Asia

China 'building runway in disputed South China Sea island'

  • 17 April 2015
  • From the section Asia
Satellite images of Fiery Cross Reef (CNES 2015, Distribution Airbus DS / Spot Image / IHS)
Image caption Satellite images of Fiery Cross Reef (CNES 2015, Distribution Airbus DS / Spot Image / IHS)

Satellite images show China is making progress on building an airstrip on a reef in disputed territory in the South China Sea, a report says.

The images, published by IHS Jane's Defence Weekly, show construction work on reclaimed land on Fiery Cross Reef in the Spratly Islands.

The landmass could accommodate a runway about 3,000m long, the report said.

China's land reclamation work in the area has raised concern around the Asia-Pacific region.

China claims almost the whole of the South China Sea, resulting in overlapping claims with several other Asian nations including Vietnam and the Philippines.

They accuse China of illegally reclaiming land in contested areas to create artificial islands with facilities that could potentially be for military use.

Images have emerged of work in multiple areas in the disputed Spratly islands. China says its work is legal and needed to safeguard its sovereignty.

Military use?

The report from IHS Jane's used images provided by Airbus Defence and Space in February and March.

The later image, dated 23 March, showed a paved section of runway on the north-eastern side of Fiery Cross Reef, as well as paving and ground preparation of other sections of the runway.

The 3,000m length, it said, "would be well within the parameters of existing People's Liberation Army Air Force runways on mainland China, which vary in length from about 2,700m to 4,000m at most".

It also showed dredging to the south of the reef, in apparent work to improve the reef's port facilities.

Additional images showed that China could be building a second air strip on Subi Reef, also in the Spratlys and only 25km from an island with a Filipino civilian population, by creating and then linking three artificial islands, the report said.

China's neighbours are concerned that Beijing is working to entrench a military presence in the South China Sea to reinforce - and make permanent - its claims.

The Philippines said last year it believed China was building an airstrip in Johnson South Reef, in the Spratlys - the extent of work there is not clear. And earlier this week, another report citing satellite images said China was expanding an airstrip on Woody Island, much further north in the disputed Paracel Islands which Vietnam claims.

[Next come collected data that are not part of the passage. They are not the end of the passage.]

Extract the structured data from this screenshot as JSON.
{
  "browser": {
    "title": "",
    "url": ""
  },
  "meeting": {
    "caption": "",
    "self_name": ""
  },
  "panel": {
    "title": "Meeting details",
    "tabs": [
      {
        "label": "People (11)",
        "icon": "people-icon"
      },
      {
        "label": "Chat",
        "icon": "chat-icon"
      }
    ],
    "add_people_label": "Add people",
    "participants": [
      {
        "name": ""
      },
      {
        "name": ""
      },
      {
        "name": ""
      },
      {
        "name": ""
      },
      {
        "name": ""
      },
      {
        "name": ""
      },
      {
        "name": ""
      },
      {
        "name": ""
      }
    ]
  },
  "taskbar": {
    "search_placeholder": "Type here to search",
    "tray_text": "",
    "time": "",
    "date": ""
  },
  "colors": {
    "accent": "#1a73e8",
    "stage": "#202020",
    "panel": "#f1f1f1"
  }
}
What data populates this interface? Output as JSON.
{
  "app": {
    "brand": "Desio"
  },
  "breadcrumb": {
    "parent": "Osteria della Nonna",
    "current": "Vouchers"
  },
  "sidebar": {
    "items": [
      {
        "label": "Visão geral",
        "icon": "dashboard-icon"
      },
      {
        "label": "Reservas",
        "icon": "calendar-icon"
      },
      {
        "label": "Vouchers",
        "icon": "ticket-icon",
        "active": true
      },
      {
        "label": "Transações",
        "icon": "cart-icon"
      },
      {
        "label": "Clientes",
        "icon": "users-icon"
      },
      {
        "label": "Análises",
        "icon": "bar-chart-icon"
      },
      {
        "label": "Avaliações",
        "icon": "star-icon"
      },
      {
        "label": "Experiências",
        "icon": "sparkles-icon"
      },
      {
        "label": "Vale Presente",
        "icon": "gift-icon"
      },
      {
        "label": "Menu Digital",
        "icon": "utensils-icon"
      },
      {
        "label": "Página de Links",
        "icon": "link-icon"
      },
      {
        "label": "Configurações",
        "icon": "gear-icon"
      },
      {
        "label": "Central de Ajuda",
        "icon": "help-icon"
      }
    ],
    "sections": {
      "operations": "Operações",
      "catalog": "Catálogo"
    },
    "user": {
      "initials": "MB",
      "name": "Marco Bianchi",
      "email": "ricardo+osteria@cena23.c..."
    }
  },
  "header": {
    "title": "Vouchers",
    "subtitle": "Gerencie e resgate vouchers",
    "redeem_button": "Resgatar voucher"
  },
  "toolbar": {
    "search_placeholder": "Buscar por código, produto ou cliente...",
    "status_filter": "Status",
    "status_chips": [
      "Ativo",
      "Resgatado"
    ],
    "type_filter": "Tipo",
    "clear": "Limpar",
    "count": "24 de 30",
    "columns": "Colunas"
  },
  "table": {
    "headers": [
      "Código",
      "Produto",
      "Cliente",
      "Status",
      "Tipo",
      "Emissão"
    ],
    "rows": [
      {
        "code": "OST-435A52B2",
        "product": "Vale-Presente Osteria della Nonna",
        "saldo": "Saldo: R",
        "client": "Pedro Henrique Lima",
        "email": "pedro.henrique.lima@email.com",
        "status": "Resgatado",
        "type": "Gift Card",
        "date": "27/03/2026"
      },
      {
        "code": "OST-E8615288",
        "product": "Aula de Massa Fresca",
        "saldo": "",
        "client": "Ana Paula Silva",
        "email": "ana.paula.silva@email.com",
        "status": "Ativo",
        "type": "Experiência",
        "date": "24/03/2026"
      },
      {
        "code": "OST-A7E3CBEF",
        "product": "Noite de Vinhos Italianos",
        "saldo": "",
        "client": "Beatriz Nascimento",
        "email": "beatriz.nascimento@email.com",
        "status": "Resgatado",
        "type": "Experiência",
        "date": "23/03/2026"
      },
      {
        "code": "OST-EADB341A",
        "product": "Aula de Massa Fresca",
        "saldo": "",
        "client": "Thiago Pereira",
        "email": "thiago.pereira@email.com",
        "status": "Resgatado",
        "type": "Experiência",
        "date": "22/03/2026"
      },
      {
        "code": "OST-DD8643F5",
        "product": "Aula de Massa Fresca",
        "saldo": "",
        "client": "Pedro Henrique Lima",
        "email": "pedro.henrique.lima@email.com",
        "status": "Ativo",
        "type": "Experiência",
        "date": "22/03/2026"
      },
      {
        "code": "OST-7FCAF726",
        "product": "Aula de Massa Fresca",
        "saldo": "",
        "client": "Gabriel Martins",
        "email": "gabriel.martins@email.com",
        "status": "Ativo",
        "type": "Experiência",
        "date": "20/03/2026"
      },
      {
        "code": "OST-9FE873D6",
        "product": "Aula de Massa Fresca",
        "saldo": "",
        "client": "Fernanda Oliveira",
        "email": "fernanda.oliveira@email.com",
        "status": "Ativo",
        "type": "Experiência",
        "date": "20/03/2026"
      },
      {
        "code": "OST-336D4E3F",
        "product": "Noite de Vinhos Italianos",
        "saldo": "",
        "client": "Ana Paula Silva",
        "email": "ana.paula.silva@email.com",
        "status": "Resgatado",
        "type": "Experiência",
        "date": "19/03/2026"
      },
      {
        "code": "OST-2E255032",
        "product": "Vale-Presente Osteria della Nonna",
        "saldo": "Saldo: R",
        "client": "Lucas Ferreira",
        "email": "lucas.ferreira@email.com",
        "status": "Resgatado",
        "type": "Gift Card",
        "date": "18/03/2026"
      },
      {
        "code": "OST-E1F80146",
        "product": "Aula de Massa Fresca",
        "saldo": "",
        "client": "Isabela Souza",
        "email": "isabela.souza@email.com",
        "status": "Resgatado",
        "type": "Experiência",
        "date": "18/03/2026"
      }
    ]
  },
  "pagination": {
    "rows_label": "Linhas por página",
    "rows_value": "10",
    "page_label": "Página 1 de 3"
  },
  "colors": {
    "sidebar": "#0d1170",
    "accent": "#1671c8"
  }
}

Image caption Several recent sets of images have shown land reclamation work in the Spratlys. This shows ships and construction on Mischief Reef (photo: CSIS's Asia Maritime Transparency Initiative/DigitalGlobe).
Image caption Manila released this photo in May 2014 appearing to show Chinese land reclamation at Johnson South Reef

President Barack Obama has said the US fears China is using "sheer size and muscle" to strong-arm smaller nations over the South China Sea.

A US State Department spokesman says the US does "not believe that large-scale land reclamation with the intent to militarise outposts on disputed land features is consistent with the region's desire for peace and stability".

But China insists it is acting within its rights.

"China's work on the [Spratly] islands mostly serves civil purposes apart from meeting the needs of military defence. China is aiming to provide shelter, aid in navigation, weather forecasts and fishery assistance to ships of various countries passing through the sea," a commentary carried prominently by Xinhua news agency on Thursday read.